The smart move? If you’re going to operate in Madagascar, ensure your structure is clean. Use local legal counsel who understands both the commercial code and enforcement realities on the ground. If you need to extract cash from the company, do it through legal channels—salary, dividends, documented loans. It takes more paperwork, but it keeps you out of prison.
What If You’re Already in Trouble?
If authorities have already started looking at your finances, or if creditors are making noise about lifting the corporate veil, you need specialized legal defense immediately. Don’t rely on a generic corporate lawyer. You need someone who understands both the criminal and civil dimensions of abus de biens sociaux in Madagascar.

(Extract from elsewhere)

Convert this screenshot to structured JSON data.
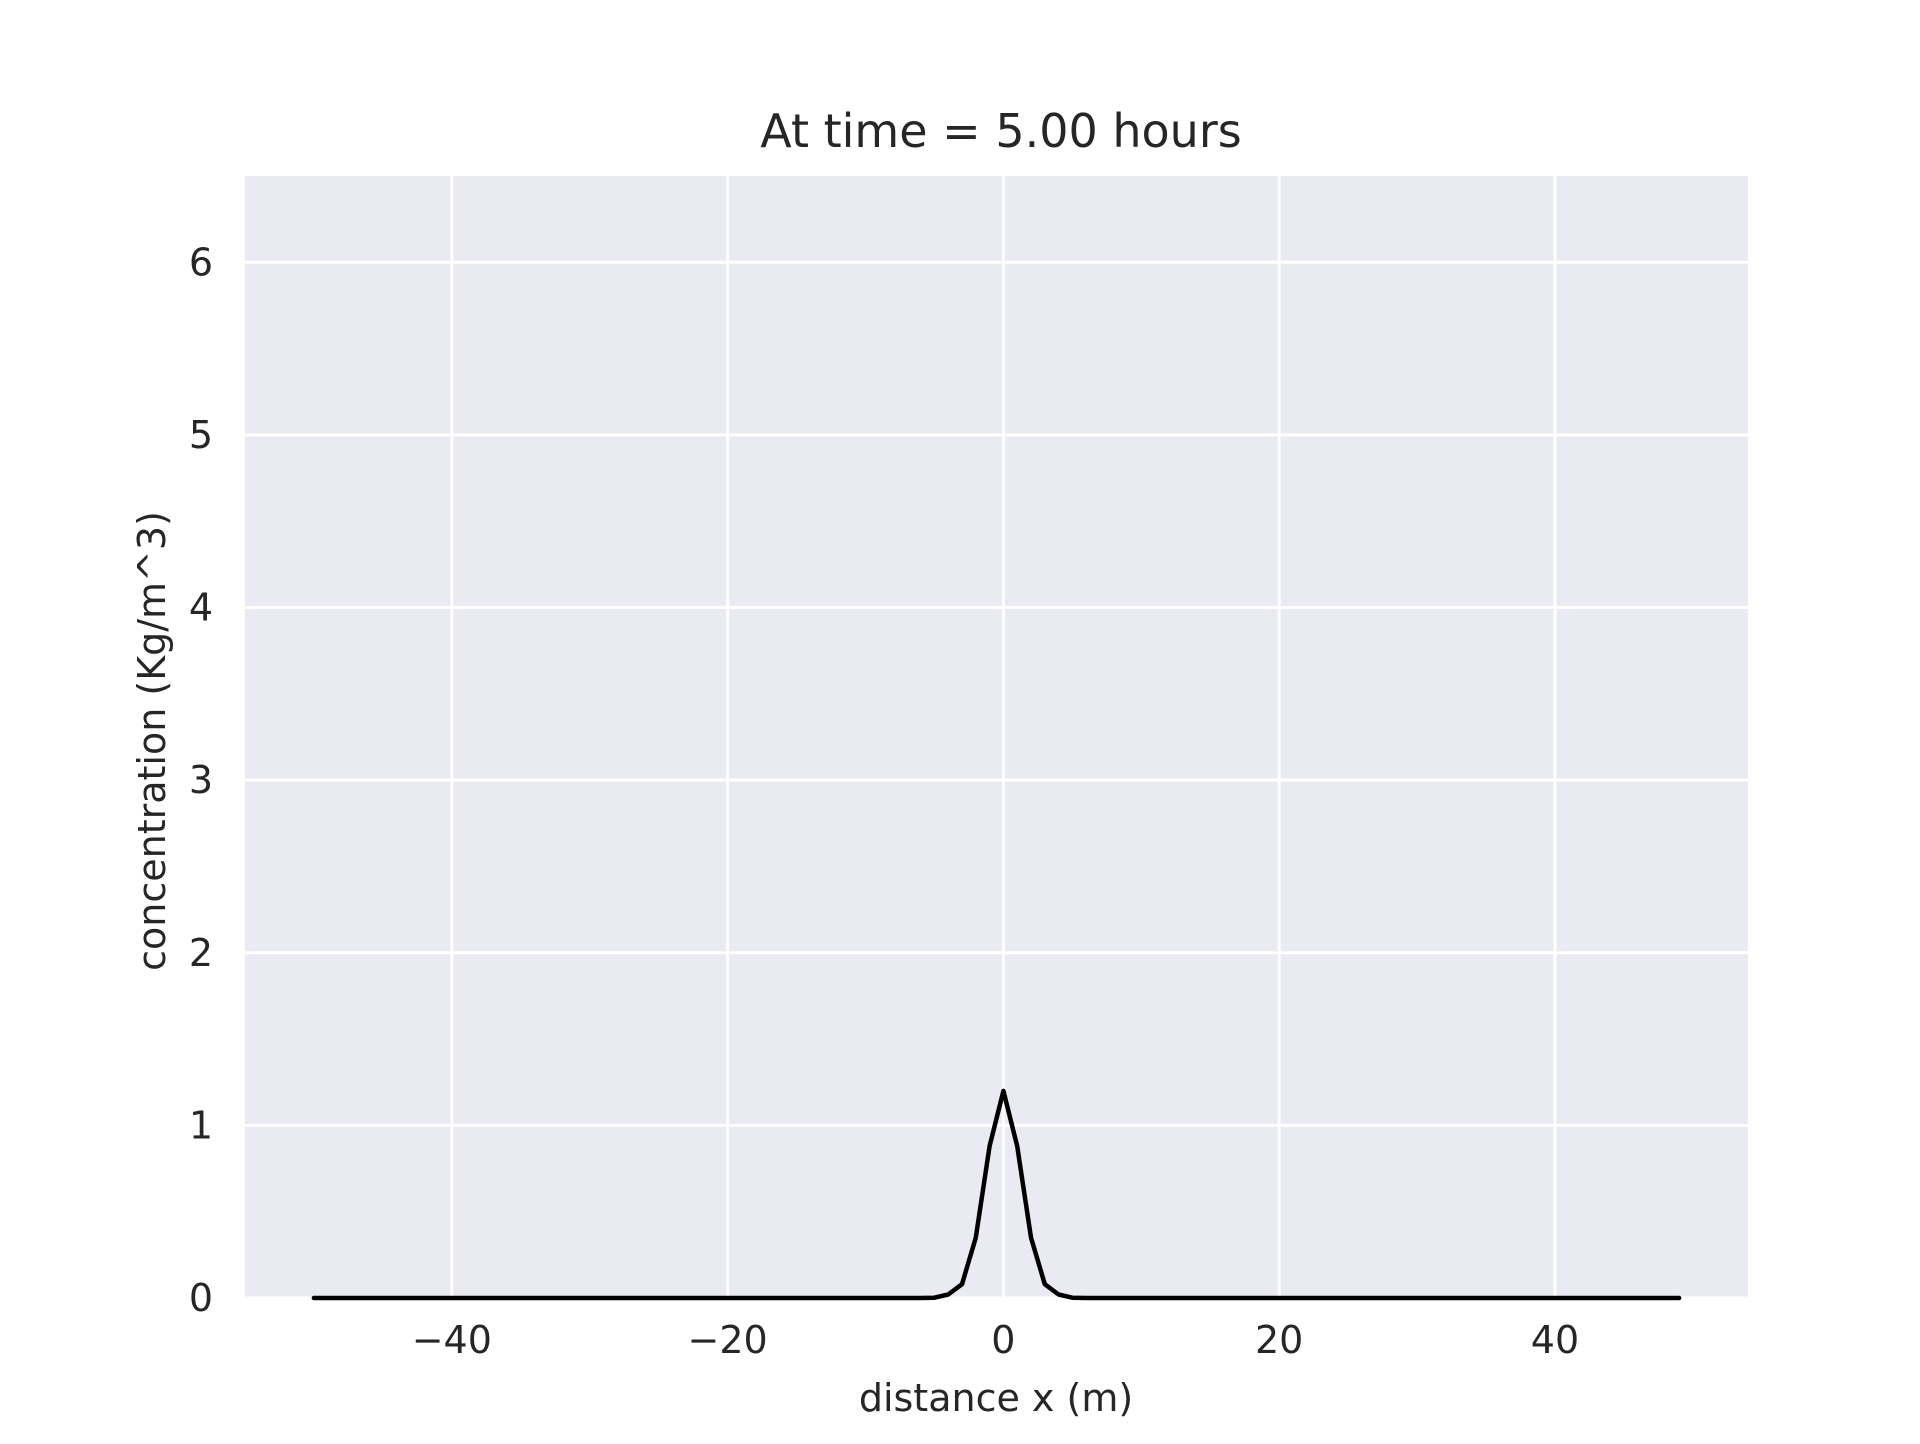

And for those thinking they can just leave the country and ignore it—Madagascar has mutual legal assistance treaties and participates in international enforcement mechanisms. Running might delay consequences, but it rarely eliminates them. Better to address the issue head-on with competent representation.
My Take
Madagascar’s approach to misuse of corporate assets is actually pretty standard for jurisdictions influenced by French commercial law. It’s not draconian, but it’s not a joke either. The penalties are real, and the principle—that corporate assets belong to the company, not to you personally—is enforced.
If you structure correctly, this law shouldn’t scare you. It should just inform how you manage the corporate entity. Treat the company as a separate legal person, maintain clean records, and extract value through legitimate mechanisms. Do that, and Article 931 remains an abstract threat to someone else, not a personal problem.
I am constantly auditing these jurisdictions. If you have recent official documentation, case law, or enforcement statistics for corporate asset misuse in Madagascar, please send me an email or check this page again later, as I update my database regularly. The more data I collect, the better I can help people navigate these systems without stepping on landmines.
Stay sharp. The world is full of opportunity, but only for those who understand the rules well enough to work around them legally.